To hear Mance speak of the Irish drum is to become aware that each student of the bodhrán is on a "singular journey to find the tones of the instrument." Unlike an instrument like guitar which has specific surface areas or frets where the player applies pressure to create melody and dynamic range, the bodhrán is an instrument with a surface of horizontal bands of low, mid and high tonal ranges which the player must visualize, feel and use to make sound. Mance finds that for many of his ICC students key moments of learning occur when they internalize his adage "I don’t want you to play like me, the teacher, I want you to play like you. Delve into what you have to offer." Mance believes that "just as a weaver at the loom moves to her own rhythm, or a ballet dancer moves to his own style, the bodhrán player is able to do his or her individual work for connecting with universal beats and tones."
There is such a wide tonal palette to this frame drum that he encourages each student to be playful and "relax into playing well." For one of his beginner students, this happened on a hot August day at the ICC. The student came to class tense. Without needing to know any details of the student’s specific work day, Mance was able to get him to focus on the drum, throw out the tension and seek relaxation with purpose. The student left class amazed that he had indeed "played well."
Mance is thrice-blessed by his bodhrán passion. First and foremost he is a performer. His musical talent and skill has earned him the distinction of being the first American Bodhrán player to be named a Master Player by the national Endowment for the Arts. Secondly, Mance is a teacher. He realized at some point that as a teacher he could connect curious folks to the expressive qualities of the bodhrán and share the facts about the drum as an instrument indigenous to Ireland.
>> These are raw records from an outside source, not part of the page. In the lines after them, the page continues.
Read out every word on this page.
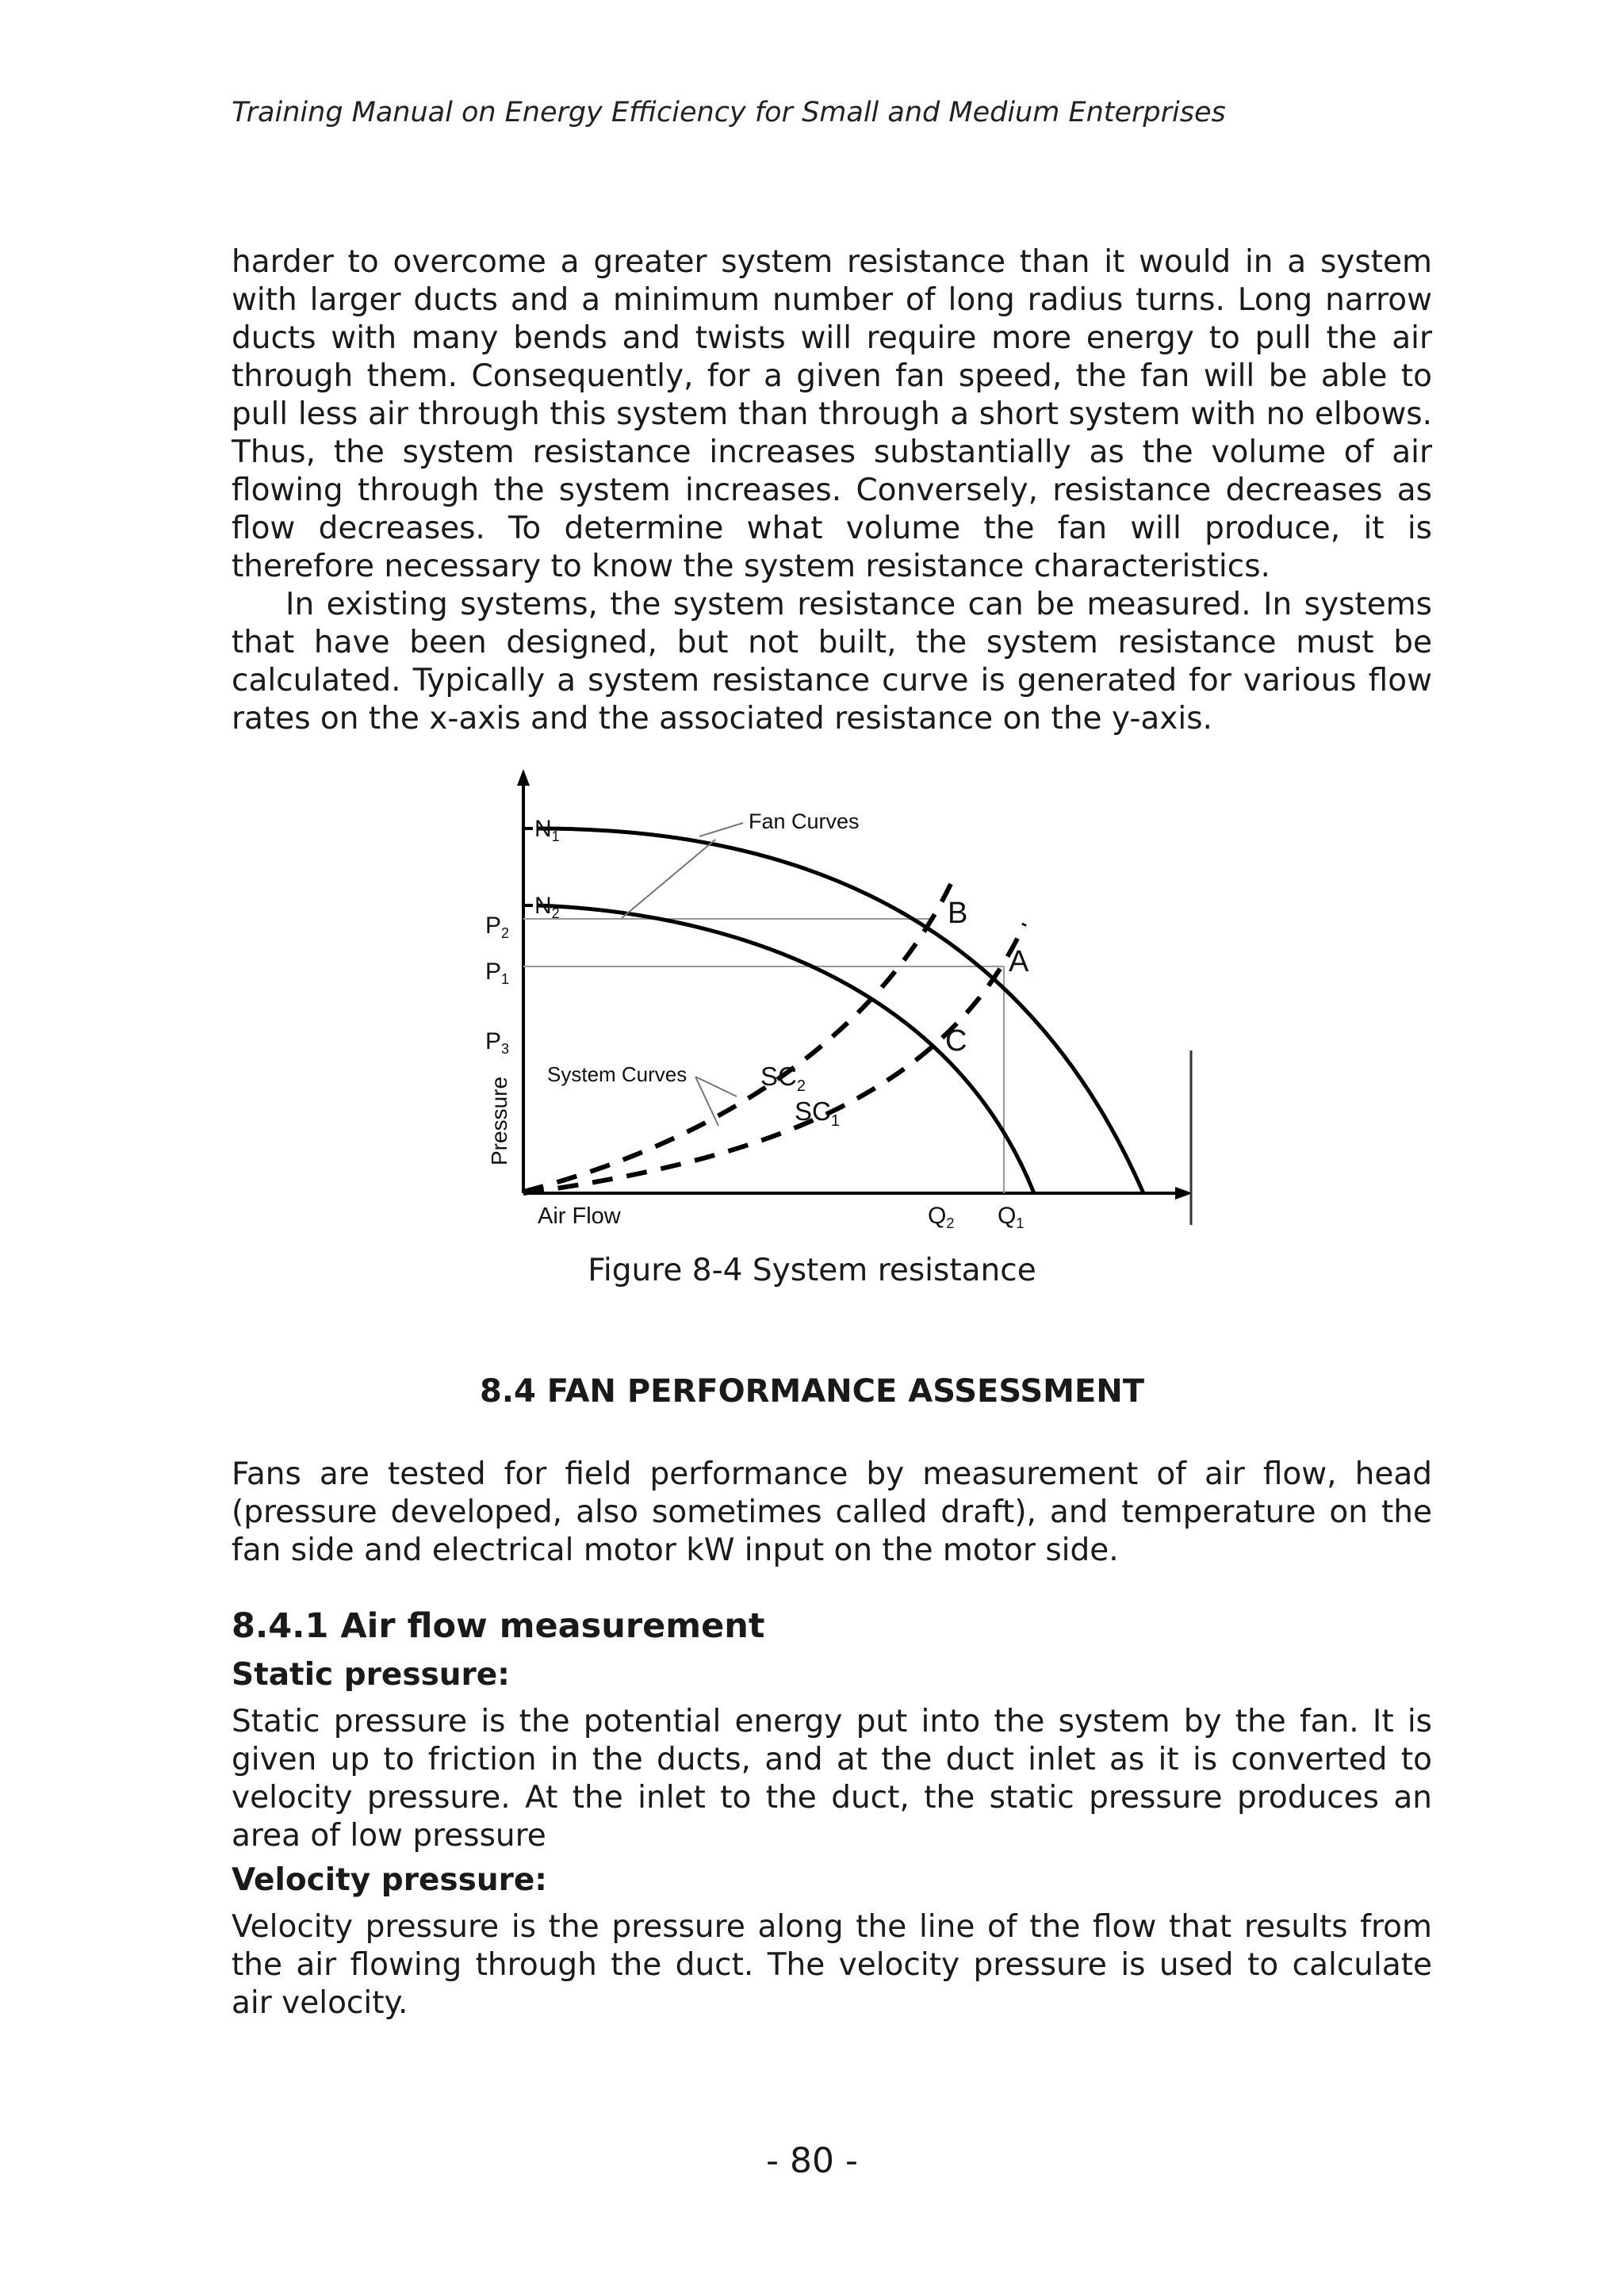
Training Manual on Energy Efficiency for Small and Medium Enterprises

harder to overcome a greater system resistance than it would in a system with larger ducts and a minimum number of long radius turns. Long narrow ducts with many bends and twists will require more energy to pull the air through them. Consequently, for a given fan speed, the fan will be able to pull less air through this system than through a short system with no elbows. Thus, the system resistance increases substantially as the volume of air flowing through the system increases. Conversely, resistance decreases as flow decreases. To determine what volume the fan will produce, it is therefore necessary to know the system resistance characteristics.

In existing systems, the system resistance can be measured. In systems that have been designed, but not built, the system resistance must be calculated. Typically a system resistance curve is generated for various flow rates on the x-axis and the associated resistance on the y-axis.

$N_1$
$N_2$
Fan Curves
$P_2$
$P_1$
$P_3$
Pressure
System Curves	$SC_2$
$SC_1$
B
A
C
Air Flow	$Q_2$ $Q_1$
Figure 8-4 System resistance
8.4 FAN PERFORMANCE ASSESSMENT

Fans are tested for field performance by measurement of air flow, head (pressure developed, also sometimes called draft), and temperature on the fan side and electrical motor kW input on the motor side.

8.4.1 Air flow measurement
Static pressure:

Static pressure is the potential energy put into the system by the fan. It is given up to friction in the ducts, and at the duct inlet as it is converted to velocity pressure. At the inlet to the duct, the static pressure produces an area of low pressure

Velocity pressure:

Velocity pressure is the pressure along the line of the flow that results from the air flowing through the duct. The velocity pressure is used to calculate air velocity.

- 80 -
And so, he began giving classes and workshops and especially looks forward to his course at the Irish Cultural Centre in Canton, Massachusetts each year and an upcoming winter workshop in Charlemont, Vermont.
Thirdly, Mance is a maker of the bodhrán. For him, the bodhrán holds many unique playing qualities. He makes drums of beauty and tone for people to play and "not to use as mere wall decorations and tourist items." There’s a smile in Mance’s voice as he says, "take the bodhrán off the wall; play it; playing it is good for you."